Chief U.S. delegate Gregory L. Schulte reiterated Wednesday that the United States, the Europeans, Russia and China all agree that Iran’s leaders “have not taken the steps necessary to give the international community confidence in the peaceful nature of Iran’s program.”
“The call for Iran to suspend enrichment-related and reprocessing activities in order to enter into negotiations is a condition set by the international community. This is a condition set by the IAEA board, by the U.N. Security Council and by the European Union when negotiations broke down,” Schulte said.
“The United States, the Europeans, Russia and China all agree that Iran has a clear choice. A positive path that brings real benefits and long-term security to the Iranian people and if Iran chooses not to negotiate, a negative path that would lead to further steps in the Security Council,” he said.
Diplomats said the low-key language of both texts was a reflection of efforts by the West not to anger Iran and derail the possibility of a positive response to the June 1 proposal, which offers nuclear and other technology and other incentives to Tehran if it suspends enrichment and starts talks.
In a further reflection of Western efforts not to anger Iran, however, only the incentives part of the deal was given to Iranian officials when chief EU foreign policy official Javier Solana visited Tehran last week.
In Madrid on Wednesday, Iranian Foreign Minister Manouchehr Mottaki described the presentation of the package as a “step forward,” and promised an answer after serious review.
Mottaki said that after Iran reviews the incentives, it will consult with Germany, Britain and France to express its views.
“Then we’ll decide together how to handle the issue and follow up the matter to the finalization and solution of the problem,” he said. Spain was not one of the countries involved in the incentives package.

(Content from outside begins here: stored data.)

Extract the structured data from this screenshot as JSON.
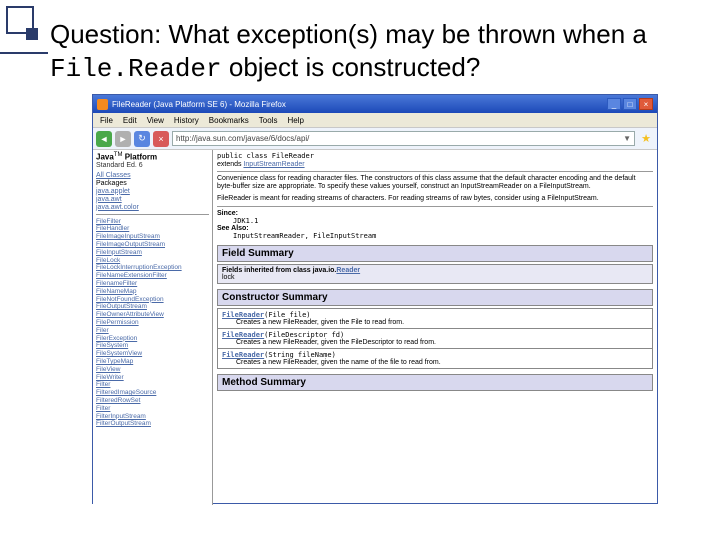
{
  "slide": {
    "question_pre": "Question: What exception(s) may be thrown when a ",
    "question_code": "File.Reader",
    "question_post": " object is constructed?"
  },
  "titlebar": {
    "text": "FileReader (Java Platform SE 6) - Mozilla Firefox"
  },
  "winbtns": {
    "min": "_",
    "max": "□",
    "close": "×"
  },
  "menu": {
    "file": "File",
    "edit": "Edit",
    "view": "View",
    "history": "History",
    "bookmarks": "Bookmarks",
    "tools": "Tools",
    "help": "Help"
  },
  "nav": {
    "back": "◄",
    "fwd": "►",
    "reload": "↻",
    "stop": "×",
    "star": "★",
    "dropdown": "▼"
  },
  "url": "http://java.sun.com/javase/6/docs/api/",
  "sidebar": {
    "title_pre": "Java",
    "title_tm": "TM",
    "title_post": " Platform",
    "subtitle": "Standard Ed. 6",
    "all_classes": "All Classes",
    "pkg_head": "Packages",
    "pkgs": [
      "java.applet",
      "java.awt",
      "java.awt.color"
    ],
    "classlist": [
      "FileFilter",
      "FileHandler",
      "FileImageInputStream",
      "FileImageOutputStream",
      "FileInputStream",
      "FileLock",
      "FileLockInterruptionException",
      "FileNameExtensionFilter",
      "FilenameFilter",
      "FileNameMap",
      "FileNotFoundException",
      "FileOutputStream",
      "FileOwnerAttributeView",
      "FilePermission",
      "Filer",
      "FilerException",
      "FileSystem",
      "FileSystemView",
      "FileTypeMap",
      "FileView",
      "FileWriter",
      "Filter",
      "FilteredImageSource",
      "FilteredRowSet",
      "Filter",
      "FilterInputStream",
      "FilterOutputStream"
    ]
  },
  "main": {
    "decl": "public class FileReader",
    "ext_pre": "extends ",
    "ext_link": "InputStreamReader",
    "desc1": "Convenience class for reading character files. The constructors of this class assume that the default character encoding and the default byte-buffer size are appropriate. To specify these values yourself, construct an InputStreamReader on a FileInputStream.",
    "desc2": "FileReader is meant for reading streams of characters. For reading streams of raw bytes, consider using a FileInputStream.",
    "since_label": "Since:",
    "since_val": "JDK1.1",
    "see_label": "See Also:",
    "see_val": "InputStreamReader, FileInputStream",
    "field_head": "Field Summary",
    "inherit_pre": "Fields inherited from class java.io.",
    "inherit_link": "Reader",
    "inherit_fields": "lock",
    "ctor_head": "Constructor Summary",
    "ctor1_sig_pre": "FileReader",
    "ctor1_sig_arg": "(File file)",
    "ctor1_desc": "Creates a new FileReader, given the File to read from.",
    "ctor2_sig_pre": "FileReader",
    "ctor2_sig_arg": "(FileDescriptor fd)",
    "ctor2_desc": "Creates a new FileReader, given the FileDescriptor to read from.",
    "ctor3_sig_pre": "FileReader",
    "ctor3_sig_arg": "(String fileName)",
    "ctor3_desc": "Creates a new FileReader, given the name of the file to read from.",
    "method_head": "Method Summary"
  }
}
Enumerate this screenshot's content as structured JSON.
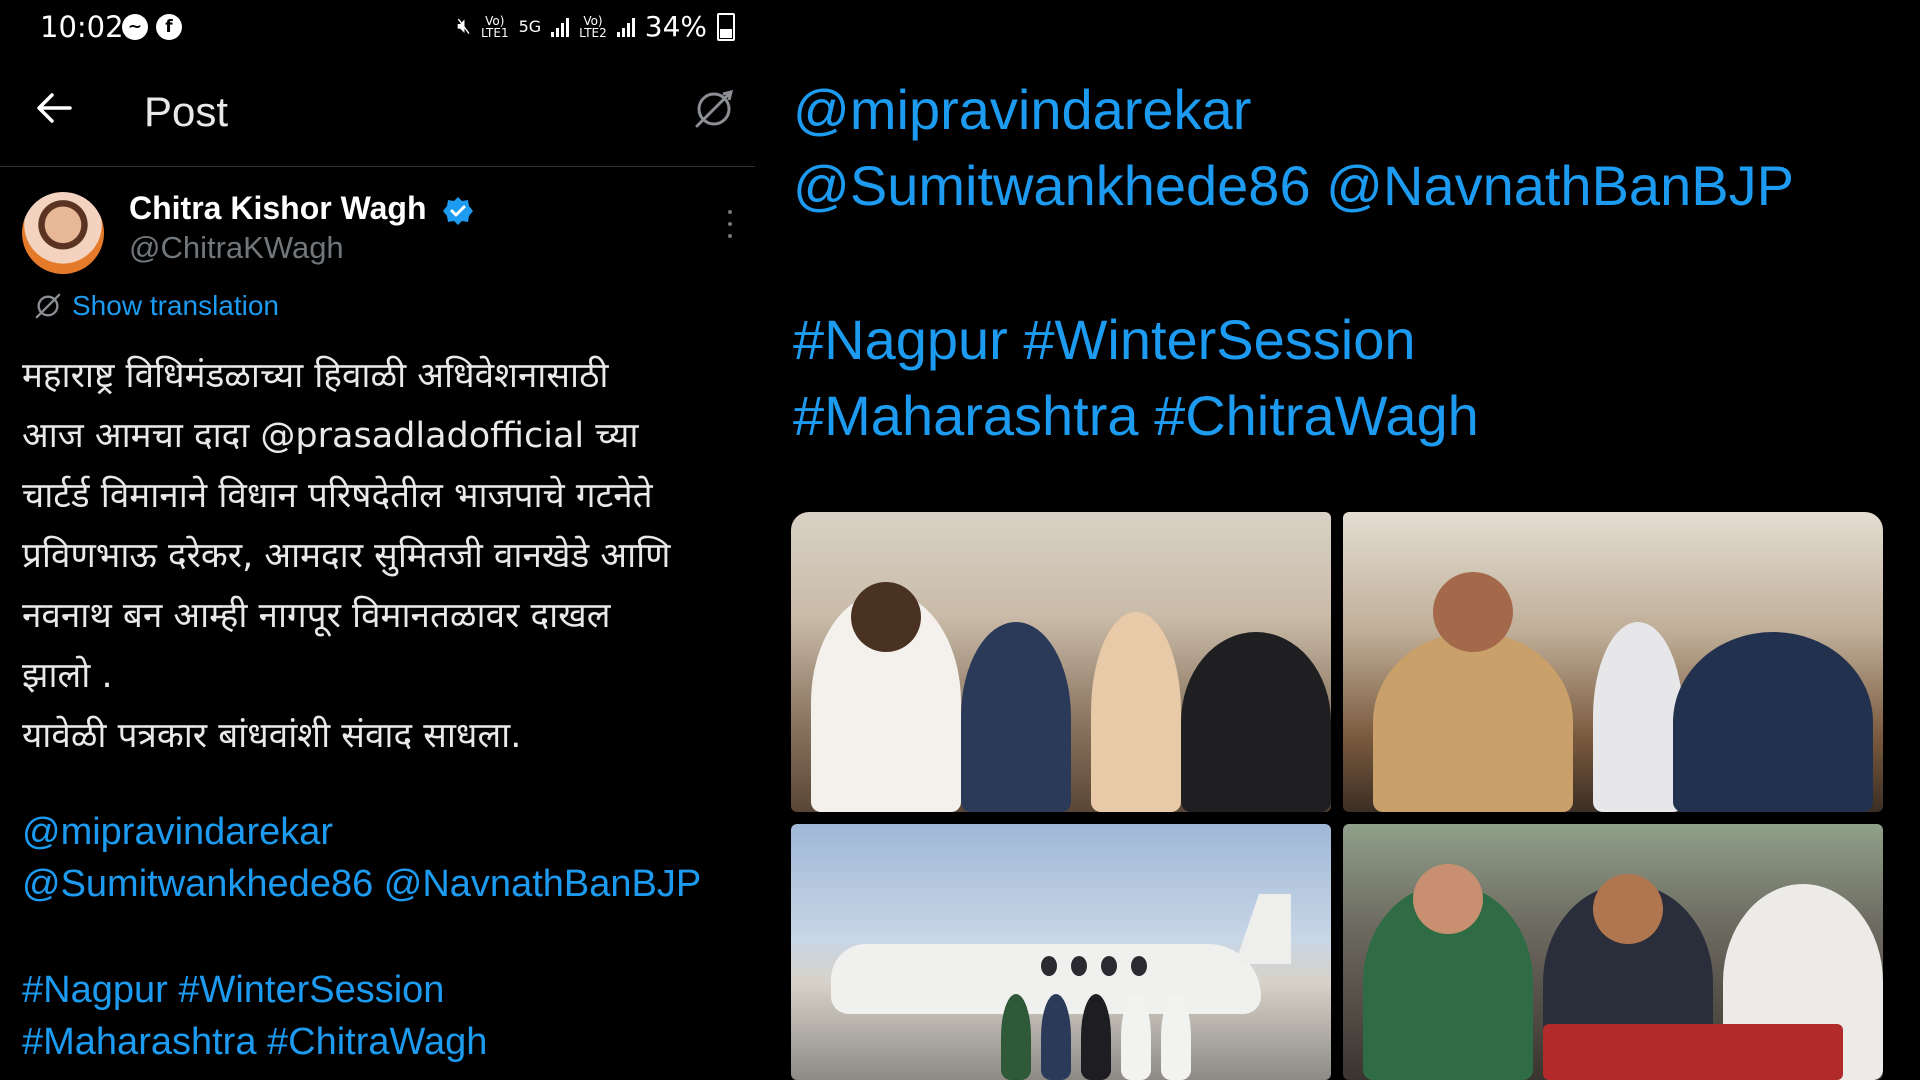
{
  "status_bar": {
    "time": "10:02",
    "battery": "34%",
    "net1": "Vo)\nLTE1",
    "net2": "5G",
    "net3": "Vo)\nLTE2"
  },
  "header": {
    "title": "Post"
  },
  "tweet": {
    "author_name": "Chitra Kishor Wagh",
    "author_handle": "@ChitraKWagh",
    "show_translation": "Show translation",
    "body_lines": [
      "महाराष्ट्र विधिमंडळाच्या हिवाळी अधिवेशनासाठी",
      "आज आमचा दादा @prasadladofficial  च्या",
      "चार्टर्ड विमानाने विधान परिषदेतील भाजपाचे गटनेते",
      "प्रविणभाऊ दरेकर, आमदार सुमितजी वानखेडे आणि",
      "नवनाथ बन आम्ही नागपूर विमानतळावर दाखल",
      "झालो .",
      "यावेळी पत्रकार बांधवांशी संवाद साधला."
    ],
    "mentions_line1": "@mipravindarekar",
    "mentions_line2": "@Sumitwankhede86 @NavnathBanBJP",
    "hashtags_line1": "#Nagpur #WinterSession",
    "hashtags_line2": "#Maharashtra #ChitraWagh"
  },
  "colors": {
    "background": "#000000",
    "link": "#1d9bf0",
    "text": "#e7e9ea",
    "muted": "#71767b",
    "verified": "#1d9bf0"
  },
  "icons": {
    "back": "arrow-left-icon",
    "sync": "sync-off-icon",
    "verified": "verified-badge-icon",
    "more": "more-vertical-icon",
    "translate": "translate-icon"
  }
}
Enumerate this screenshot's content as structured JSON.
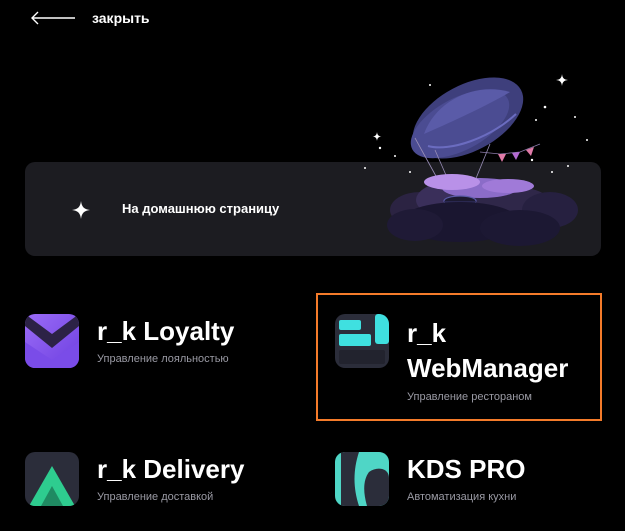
{
  "header": {
    "close_label": "закрыть",
    "close_icon": "arrow-left-icon"
  },
  "hero": {
    "label": "На домашнюю страницу",
    "icon": "sparkle-icon"
  },
  "apps": [
    {
      "title": "r_k Loyalty",
      "subtitle": "Управление лояльностью",
      "icon": "loyalty-icon",
      "selected": false
    },
    {
      "title": "r_k WebManager",
      "subtitle": "Управление рестораном",
      "icon": "webmanager-icon",
      "selected": true
    },
    {
      "title": "r_k Delivery",
      "subtitle": "Управление доставкой",
      "icon": "delivery-icon",
      "selected": false
    },
    {
      "title": "KDS PRO",
      "subtitle": "Автоматизация кухни",
      "icon": "kds-icon",
      "selected": false
    }
  ],
  "colors": {
    "background": "#000000",
    "card": "#1c1c21",
    "selection_border": "#f47b2a",
    "loyalty": "#8a5cf6",
    "webmanager": "#3fe0e0",
    "delivery": "#2ecc8f",
    "kds": "#4fd6c6"
  }
}
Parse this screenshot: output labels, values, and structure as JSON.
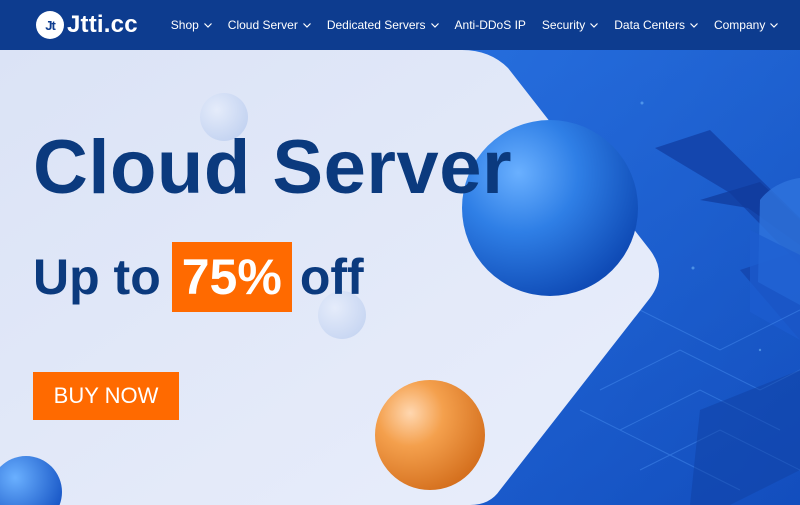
{
  "header": {
    "logo_mark": "Jt",
    "logo_text": "Jtti.cc",
    "nav": [
      {
        "label": "Shop",
        "has_dropdown": true
      },
      {
        "label": "Cloud Server",
        "has_dropdown": true
      },
      {
        "label": "Dedicated Servers",
        "has_dropdown": true
      },
      {
        "label": "Anti-DDoS IP",
        "has_dropdown": false
      },
      {
        "label": "Security",
        "has_dropdown": true
      },
      {
        "label": "Data Centers",
        "has_dropdown": true
      },
      {
        "label": "Company",
        "has_dropdown": true
      }
    ]
  },
  "hero": {
    "title": "Cloud Server",
    "subtitle_prefix": "Up to",
    "discount": "75%",
    "subtitle_suffix": "off",
    "cta_label": "BUY NOW"
  },
  "colors": {
    "nav_bg": "#0d3c8f",
    "accent_orange": "#ff6a00",
    "title_navy": "#0b3a7e",
    "hero_blue": "#1f63d6",
    "panel_bg": "#e2e8f7"
  },
  "icons": {
    "nav_dropdown": "chevron-down-icon"
  }
}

Mottaki said Iran also would hold discussions with other European countries, China, Russia and nonaligned nations.
Still, he suggested that a long-term moratorium on enrichment – a red line for the United States and some of its closest allies – was not up for discussion, alluding to enrichment as “the legitimate right of our country.”
The package calls on Iran to suspend enrichment for the duration of any negotiations, and sets out the priority of a long-term moratorium of such activity until the international community is convinced that Tehran’s nuclear aims are peaceful.
In a symbolic sign of support by Moscow, Russian Deputy Foreign Minister Sergei Kislyak was among those with Solana when he delivered the incentives package to Tehran last Tuesday. Russia has said it is prepared to join any negotiations with Iran, and China has indicated it might also do so.
The U.S. also said late last month that it was ready to break with decades of policy and talk to Iran directly in a multinational framework on its nuclear program.
Still, China, Russia and possibly Germany might push to allow Iran some tightly controlled and small-scale enrichment rather than see talks founder, diplomats said. Russia and China also might balk at enforcing selective U.N. sanctions on Iranian officials and activities.